De acordo com Jung, a mãe devoradora pode ser representada por várias criaturas mitológicas, como a bruxa, a sereia, a mulher serpente (Lilith) ou qualquer animal devorador que se enrosca como peixe grande ou uma cobra.
Essas figuras normalmente são, ao mesmo tempo, sedutoras e traiçoeiras. As sereias, por exemplo, seduzem os marinheiros com seu canto para afogá-los. O psicólogo Jordan Peterson observou esse mesmo padrão na bruxa de João e Maria, que enche as crianças de doces antes de devorá-las.
A figura da mãe devoradora inicialmente convida à indolência e ao hedonismo. Porém, essa falta de esforço e excesso de prazer tira do indivíduo sua autonomia, tornando-o incapaz de aceitar voluntariamente os sofrimentos e os riscos da existência, que ele passa a enxergar como algo a ser evitado e não como o caminho para o crescimento.
Ao aceitar ser dominado por essa figura, o ser humano não só se mantém criança, mas se animaliza cada vez mais, se tornando escravo dos seus vícios, até ser devorado por eles. Vemos um exemplo disso na Odisseia, quando os companheiros de Ulisses são seduzidos pela bruxa Circe e tomam sua poção, se transformando em porcos.
Tradicionalmente, os rituais para se livrar destas influências malignas envolviam algum tipo de sacrifício animal ou cerimônia de auto sacrifício. Psicologicamente, isso significa que temos que aprender a sacrificar essa forma animalesca, representada pela mãe devoradora, para nos tornarmos realmente humanos. Esse processo não pode acontecer sem a aceitação voluntária da dor necessária.

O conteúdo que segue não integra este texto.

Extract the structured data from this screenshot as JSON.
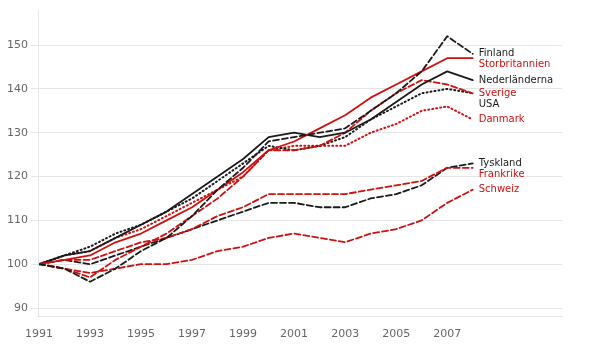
{
  "chart_data": {
    "type": "line",
    "x": [
      1991,
      1992,
      1993,
      1994,
      1995,
      1996,
      1997,
      1998,
      1999,
      2000,
      2001,
      2002,
      2003,
      2004,
      2005,
      2006,
      2007,
      2008
    ],
    "series": [
      {
        "name": "Finland",
        "color": "#1a1a1a",
        "line_style": "dashed",
        "values": [
          100,
          99,
          96,
          99,
          103,
          106,
          111,
          117,
          122,
          128,
          129,
          130,
          131,
          135,
          139,
          144,
          152,
          148
        ]
      },
      {
        "name": "Storbritannien",
        "color": "#cc1111",
        "line_style": "solid",
        "values": [
          100,
          101,
          102,
          105,
          107,
          110,
          113,
          117,
          121,
          126,
          128,
          131,
          134,
          138,
          141,
          144,
          147,
          147
        ]
      },
      {
        "name": "Nederländerna",
        "color": "#1a1a1a",
        "line_style": "solid",
        "values": [
          100,
          102,
          103,
          106,
          109,
          112,
          116,
          120,
          124,
          129,
          130,
          129,
          130,
          133,
          137,
          141,
          144,
          142
        ]
      },
      {
        "name": "Sverige",
        "color": "#cc1111",
        "line_style": "dashed",
        "values": [
          100,
          99,
          97,
          101,
          104,
          107,
          111,
          115,
          120,
          126,
          126,
          127,
          130,
          135,
          139,
          142,
          141,
          139
        ]
      },
      {
        "name": "USA",
        "color": "#1a1a1a",
        "line_style": "dotted",
        "values": [
          100,
          102,
          104,
          107,
          109,
          112,
          115,
          119,
          123,
          127,
          126,
          127,
          129,
          133,
          136,
          139,
          140,
          139
        ]
      },
      {
        "name": "Danmark",
        "color": "#cc1111",
        "line_style": "dotted",
        "values": [
          100,
          102,
          103,
          106,
          108,
          111,
          114,
          117,
          120,
          126,
          127,
          127,
          127,
          130,
          132,
          135,
          136,
          133
        ]
      },
      {
        "name": "Frankrike",
        "color": "#cc1111",
        "line_style": "dashed",
        "values": [
          100,
          101,
          101,
          103,
          105,
          106,
          108,
          111,
          113,
          116,
          116,
          116,
          116,
          117,
          118,
          119,
          122,
          122
        ]
      },
      {
        "name": "Tyskland",
        "color": "#1a1a1a",
        "line_style": "dashed",
        "values": [
          100,
          101,
          100,
          102,
          104,
          106,
          108,
          110,
          112,
          114,
          114,
          113,
          113,
          115,
          116,
          118,
          122,
          123
        ]
      },
      {
        "name": "Schweiz",
        "color": "#cc1111",
        "line_style": "dashed",
        "values": [
          100,
          99,
          98,
          99,
          100,
          100,
          101,
          103,
          104,
          106,
          107,
          106,
          105,
          107,
          108,
          110,
          114,
          117
        ]
      }
    ],
    "xlim": [
      1991,
      2011.5
    ],
    "xticks": [
      1991,
      1993,
      1995,
      1997,
      1999,
      2001,
      2003,
      2005,
      2007
    ],
    "ylim": [
      88,
      158
    ],
    "yticks": [
      90,
      100,
      110,
      120,
      130,
      140,
      150
    ],
    "grid": "y"
  }
}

Diferente dos seus companheiros, Ulisses conseguiu entrar em contato com Circe, submetendo-a, sem se transformar em animal, já que ele tinha recebido a planta Móli, que cresceu do sangue do pai dela. Assim, ele tinha o princípio oposto, masculino e paterno, dentro de si, o que fez com que ele pudesse entrar em contato com os prazeres sem ser completamente dominado por eles. Claro que o princípio masculino, associado com a lei e a ordem também pode se tornar patológico. O recomendável é que exista um equilíbrio entre ambos. Por isso, a planta Móli, que é o antídoto para veneno do Circe, tem raízes negras e flores brancas, representando esse equilíbrio entre os opostos.